The problem, as I say, was mass unemployment and the use of the money system. I think that Scandinavia was the first to tackle this problem of using money and credit to see that unemployment was avoided and activity created, and the first to introduce a planned economy into the system. The first great 618 principle we set for this Labour movement in the early days has been realised, since all Governments now accept responsibility for the planning of our economy. As somebody once said, "We are all Socialists now".
There are two elements in planning. The first is what to do? That is a question of policy. The second is how to do it? That is a question largely of administration. If I were to give my own opinion I would say that I think that Government policy is a little too narrow and a little too passive.

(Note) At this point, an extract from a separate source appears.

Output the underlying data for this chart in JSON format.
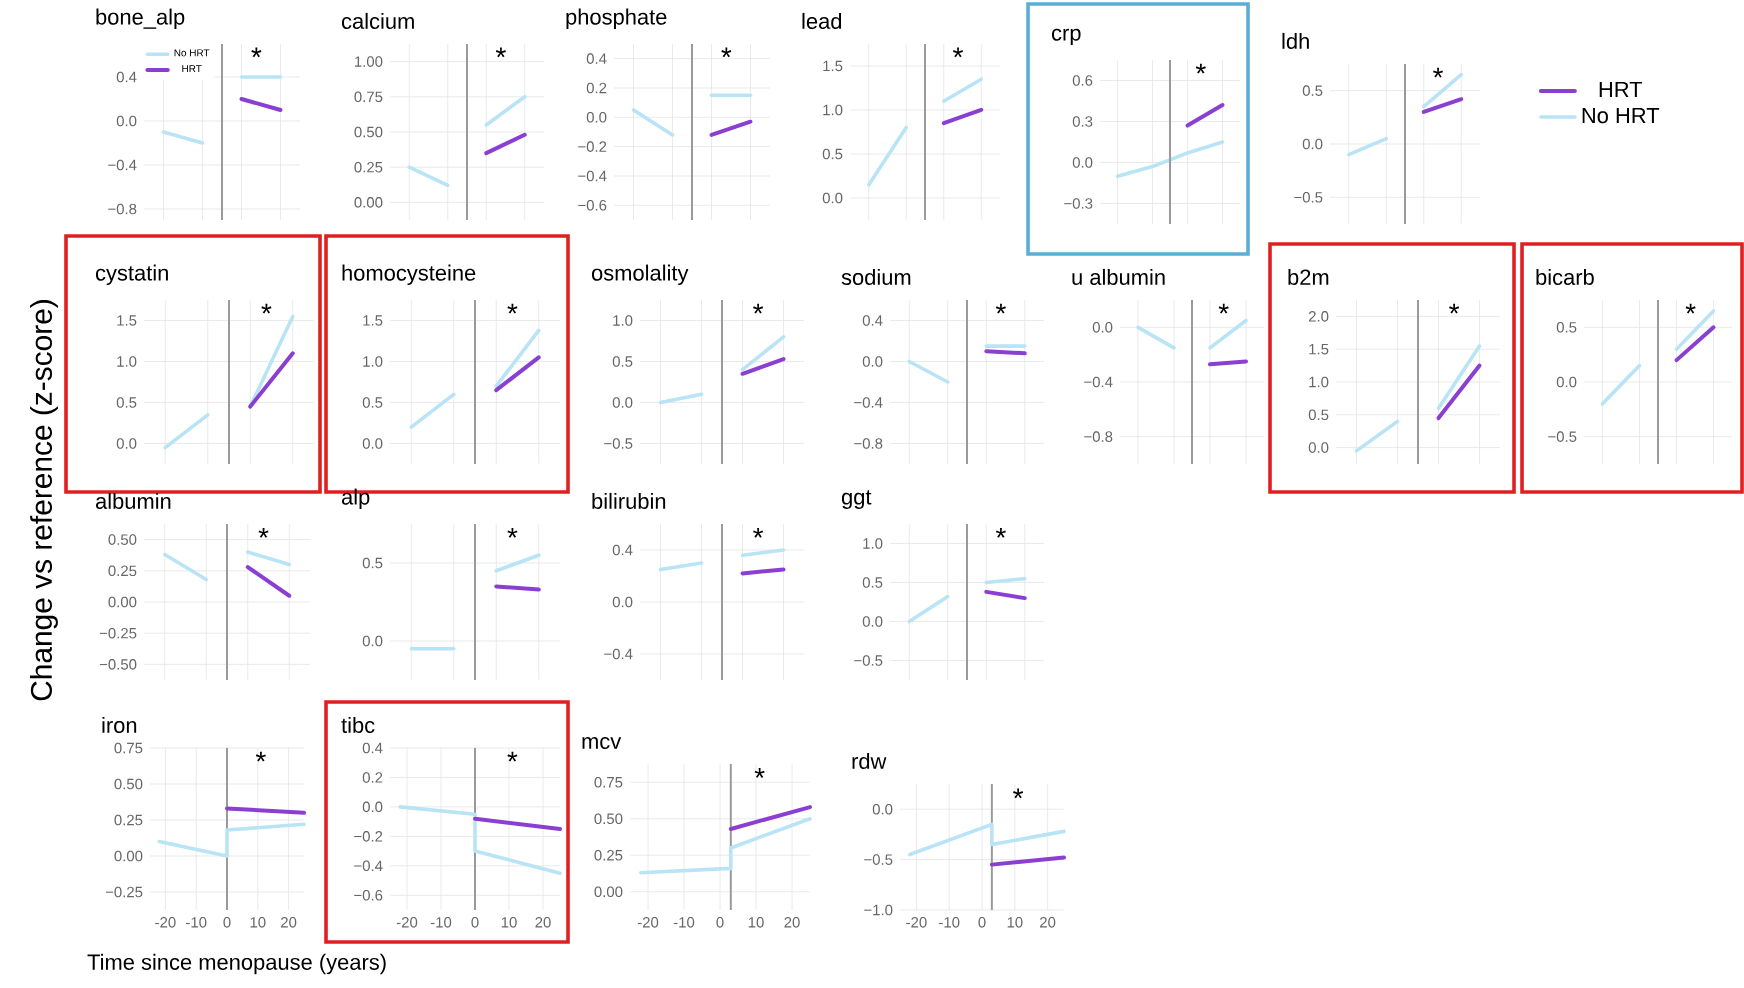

The Government are pledged to foster conditions in which the nation, if it so wills, realises its full potentialities for growth in terms of production and living standards. Those are the Chancellor's words, and we agree with the purpose at the end of them, but when is the nation ever likely not to will the realisation of its full potentialities in the growth of production and living standards? Surely we can all agree that that can be taken for granted. The nation wants to exercise and develop its full resources for production and for improving living standards, and the Government cannot just be passive and merely want to foster something which is developing.